Eureka knew from The Book of Love that Selene and Leander escaped Atlantis with Ovid and the baby girl stowed inside their ship. But that had been ages ago.

“If the robot can be replaced,” she asked, “why wasn’t it done long ago?”

For the first time Delphine looked upon her coldly. Eureka lost her breath.

“It cannot simply be replaced like a lover,” Delphine said. “My robots require the darkest materials to come into being. But that wouldn’t have been in your book, would it? Neither would our fate after the flood. Selene missed all that, too. You don’t know what Woe was like, how we were stagnant beneath the ocean for millennia. Only our minds could move. Try to fathom the insanity that brews in one who must endure such impotence. Every Atlantean suffered, all because he dared to break my heart.”

“Leander.”

“Never say his name.” Delphine repeated Atlas’s rule. Eureka now wondered if it was actually the ghostsmith’s rule. Was she the source of all Atlantean darkness?

Delphine smoothed her hair. She inhaled deeply. “There’s not much time. The replacement must be ready in time to catch the final ghosts.”

“How many souls are still alive?” Eureka asked.

“Seventy-three million, twelve thousand, eight hundred, and six,” the robot Lucretius called.

“I must finish before sunrise.” Delphine gestured toward the opposite end of the wave, where no nuance of sunset remained in the sky. “When the morning light is centered there, our homeless ghosts will find their shelter.”
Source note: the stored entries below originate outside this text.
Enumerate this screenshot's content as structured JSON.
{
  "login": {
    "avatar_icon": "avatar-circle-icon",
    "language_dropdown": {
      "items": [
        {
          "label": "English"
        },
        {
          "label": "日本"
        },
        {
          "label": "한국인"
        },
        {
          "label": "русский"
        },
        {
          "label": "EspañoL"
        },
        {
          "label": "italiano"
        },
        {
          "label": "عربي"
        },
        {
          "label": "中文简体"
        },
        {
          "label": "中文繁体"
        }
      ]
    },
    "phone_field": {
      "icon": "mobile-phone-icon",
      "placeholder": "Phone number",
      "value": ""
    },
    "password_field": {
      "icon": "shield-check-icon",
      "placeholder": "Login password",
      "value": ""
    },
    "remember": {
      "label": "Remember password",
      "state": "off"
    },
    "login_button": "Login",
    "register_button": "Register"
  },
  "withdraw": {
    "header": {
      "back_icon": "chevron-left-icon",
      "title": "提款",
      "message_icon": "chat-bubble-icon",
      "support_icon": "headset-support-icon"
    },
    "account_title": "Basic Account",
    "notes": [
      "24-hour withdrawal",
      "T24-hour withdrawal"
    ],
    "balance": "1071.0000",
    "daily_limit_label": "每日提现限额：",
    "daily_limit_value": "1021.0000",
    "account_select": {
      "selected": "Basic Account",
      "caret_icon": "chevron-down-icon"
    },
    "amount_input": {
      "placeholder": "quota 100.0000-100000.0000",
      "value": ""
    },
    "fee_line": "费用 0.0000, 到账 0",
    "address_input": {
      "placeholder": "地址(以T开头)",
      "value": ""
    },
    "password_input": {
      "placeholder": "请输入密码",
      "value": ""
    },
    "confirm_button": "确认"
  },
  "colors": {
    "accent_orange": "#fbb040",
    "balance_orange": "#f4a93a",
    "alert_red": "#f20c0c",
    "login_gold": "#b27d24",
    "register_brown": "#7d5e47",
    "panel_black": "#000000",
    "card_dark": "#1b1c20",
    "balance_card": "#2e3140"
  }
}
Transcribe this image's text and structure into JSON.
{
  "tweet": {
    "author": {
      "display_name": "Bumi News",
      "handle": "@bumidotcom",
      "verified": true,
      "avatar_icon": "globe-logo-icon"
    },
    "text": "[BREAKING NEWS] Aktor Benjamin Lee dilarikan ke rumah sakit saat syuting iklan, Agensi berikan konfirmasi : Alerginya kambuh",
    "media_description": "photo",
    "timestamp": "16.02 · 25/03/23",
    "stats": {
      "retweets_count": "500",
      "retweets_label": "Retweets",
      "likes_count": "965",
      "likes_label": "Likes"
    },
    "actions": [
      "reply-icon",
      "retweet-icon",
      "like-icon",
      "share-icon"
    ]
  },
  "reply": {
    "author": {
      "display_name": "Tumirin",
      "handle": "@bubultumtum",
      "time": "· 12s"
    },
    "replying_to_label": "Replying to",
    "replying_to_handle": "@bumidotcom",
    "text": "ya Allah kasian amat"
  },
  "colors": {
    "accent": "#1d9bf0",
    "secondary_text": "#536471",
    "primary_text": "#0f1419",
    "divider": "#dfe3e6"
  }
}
She took a seat at an already spinning potter’s wheel. Behind her, near the arching back of the wave, a tall golden loom displayed a half-woven square of shimmery blue fabric. Lightning flashed across it—more of Delphine’s agony.

“Gilgamesh,” Delphine called. “More orichalcum.”

One of the shoveling robots reached inside the pit and retrieved a huge, glowing red mass. As he carried it to Delphine, it cooled in the misty air to the silver of orichalcum. He eased it onto Delphine’s spinning wheel.

Her bare foot pumped the pedal, whirling the plate faster. The tempo of the song that had been playing throughout the waveshop sped up. It was melancholy and beautiful, all minor chords.

“This wheel generates the music that keeps the waveshop from crashing in on itself,” Delphine said. “It must be wound frequently, like a clock.”

As her hands glided through the fiery mass of orichalcum, it sizzled and softened into the consistency of clay. A muscular calf began to take shape.

“You’re sculpting the robot,” Eureka said.

Delphine nodded. “Do you know the nature of orichalcum?”

Eureka knew that the lachrymatory, the anchor, the chest of artemisia, the spear and sheath that Ander had taken from the Seedbearers, and Ovid had been the only orichalcum in the Waking World. “I know it’s precious.”

“But you don’t know why?” Delphine said.

“Things are precious when they’re hard to come by,” Eureka said.